Today's order of business is to do something with them.


  1. Apart from the sadness of your hen's departure, it looks as though August has been a wonderful yet hectic month for you. The bi-colour sweetcorn looks delicious. I grew sweetcorn many years ago with the American-Indian idea of growing them alongside pumpkin and cherokee green beans! I love sweetcorn! Look at all those elderberries too! Wouldn't the elderberries make a lovely plant based dye for yarn? I am sure your friend Robin could use them in her hand made soaps too as well as making her elixir. Let us know what you will do with them and keep on enjoying your bountiful harvest!

  2. Whew! What a time you've had, Sharon!! Your garden is amazing and what a great discovery those elderberries were! Like you, I have to count my visits with our daughter by hours, not days, but those hours are precious!
    Glad you have had visits with loved ones and better weather lately!
    Always lovely to see a photo of you, my friend!
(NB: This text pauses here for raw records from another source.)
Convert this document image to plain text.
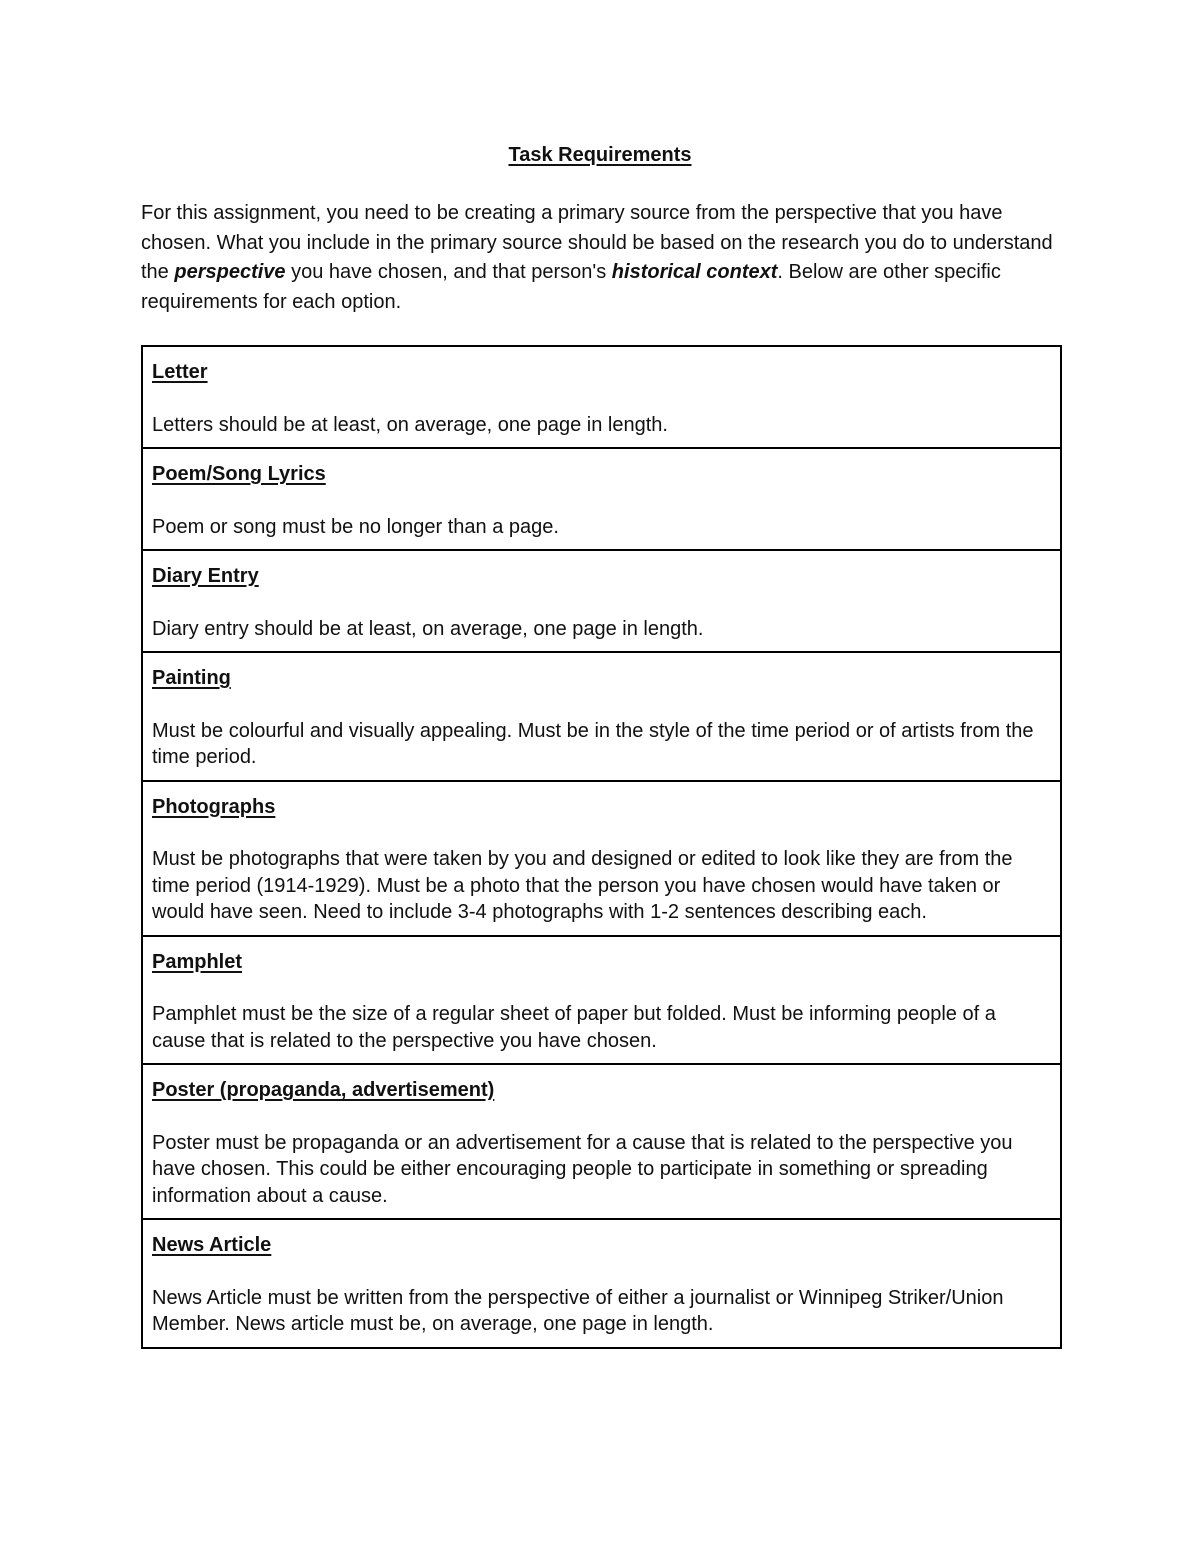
Task Requirements

For this assignment, you need to be creating a primary source from the perspective that you have chosen. What you include in the primary source should be based on the research you do to understand the perspective you have chosen, and that person's historical context. Below are other specific requirements for each option.

Letter

Letters should be at least, on average, one page in length.

Poem/Song Lyrics

Poem or song must be no longer than a page.

Diary Entry

Diary entry should be at least, on average, one page in length.

Painting

Must be colourful and visually appealing. Must be in the style of the time period or of artists from the time period.

Photographs

Must be photographs that were taken by you and designed or edited to look like they are from the time period (1914-1929). Must be a photo that the person you have chosen would have taken or would have seen. Need to include 3-4 photographs with 1-2 sentences describing each.

Pamphlet

Pamphlet must be the size of a regular sheet of paper but folded. Must be informing people of a cause that is related to the perspective you have chosen.

Poster (propaganda, advertisement)

Poster must be propaganda or an advertisement for a cause that is related to the perspective you have chosen. This could be either encouraging people to participate in something or spreading information about a cause.

News Article

News Article must be written from the perspective of either a journalist or Winnipeg Striker/Union Member. News article must be, on average, one page in length.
  3. Hi!! It seems you're really busy Sharon!!
    Your garden is beautiful and you've got lot of yummi vegetables and fruits! ..I'm curious to see what you're going to do with those elderberries!
    (sorry to hear about your's sad).
    Enjoy your garden and August days!

  4. What a full, full month you've had! Glad I was right about the elderberries, I hope you made something wonderful with them!